The Corn Field Circuit

While U.S. leaders visit the centers of business and government in China, the Chinese take their message to the heartland. The Chinese ambassador to the U.S., Zhou Wenzhong, hits the campaign trail in Iowa (WSJ-subscription required):

Zhou Wenzhong was on the road again, this time in central Iowa, which he calls "a heart state." A silk scarf tossed over his shoulder, the new Chinese ambassador to the U.S. came to fiddle with wooden turkey callers and sniff animal-feed additives, while touting China as a land of opportunity that just wants to be America's friend.

It's a hefty challenge, but Mr. Zhou picked his latest destination -- the third state he's visited in four weeks -- with pinpoint care. He came to Iowa, he says, "because this is where America's political battles are settled." One morning on his three-day visit, he traveled with aides in a minibus for a five-hour roundtrip to Cedar Rapids, the district of Rep. James Leach, a Republican who chairs the Asian subcommittee within the House International Relations committee.

"It is important to have friends, especially out here," said the 60-year-old Mr. Zhou (pronounced "Joe"), as he passed grain silos and shorn corn fields on a late autumn drive.

After years of often ham-handed diplomacy, China is trying as never before to win friends and influence people, not just in Des Moines but in Denver, Schenectady, N.Y., Minneapolis -- and above all, Washington. The reasons are clear. China must maintain its scorching economic growth to pull its massive population out of poverty and become more of a global power. To do that, it must keep the peace with the U.S., its largest trading partner and the catalyst for millions of its jobs.
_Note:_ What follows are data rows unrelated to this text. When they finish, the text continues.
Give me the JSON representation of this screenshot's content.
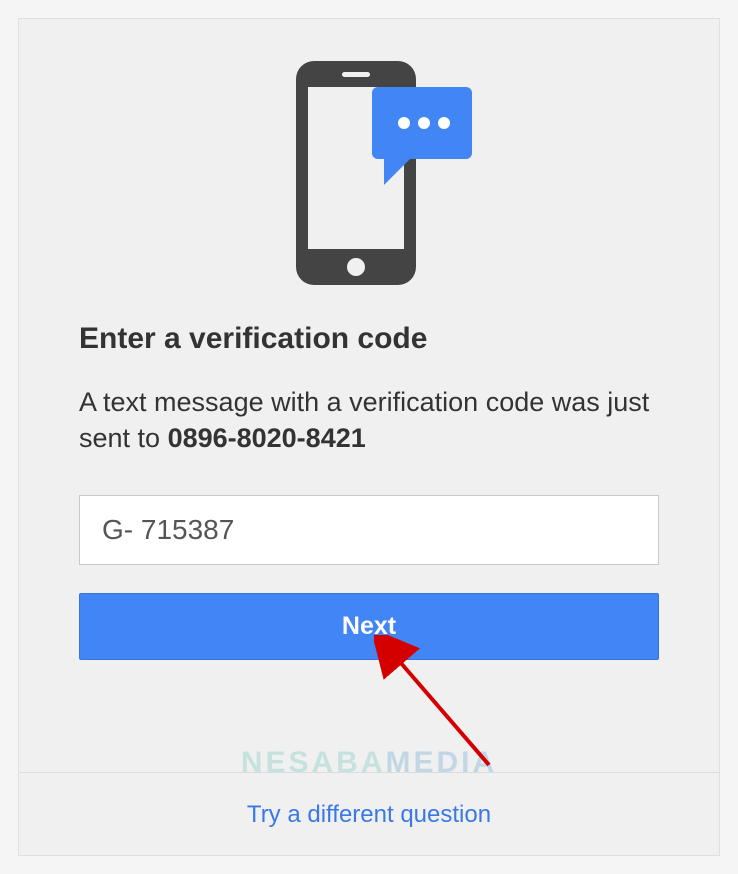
{
  "heading": "Enter a verification code",
  "subtext_prefix": "A text message with a verification code was just sent to ",
  "phone_number": "0896-8020-8421",
  "code_value": "G- 715387",
  "next_label": "Next",
  "alt_link_label": "Try a different question",
  "watermark_a": "NESABA",
  "watermark_b": "MEDIA",
  "colors": {
    "primary": "#4285f4",
    "link": "#3b78e7",
    "phone_body": "#444444",
    "bubble": "#4285f4"
  }
}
Zhou's attempts to reach out to the folks in flyover land is just one example of the new approach that China is taking to improving its image in the United States:

The Chinese government, partly to counter Taiwan's own well-fueled public-relations juggernaut in the U.S., has begun to hire high-priced lobbyists and is bringing in a younger, savvier crop of diplomats to work the halls of the U.S. Congress. Its embassy is reaching out to Washington's many think tanks to solicit guidance, while top diplomats like Ambassador Zhou also work the hinterlands. China's embassy itself will soon become a symbol of the country's new presence in Washington: Since 1979, when the countries normalized relations, Chinese diplomats have worked out of a dreary former hotel. But in April, China broke ground on a new embassy, designed by I.M. Pei and expected to be the city's largest when finished in 2008.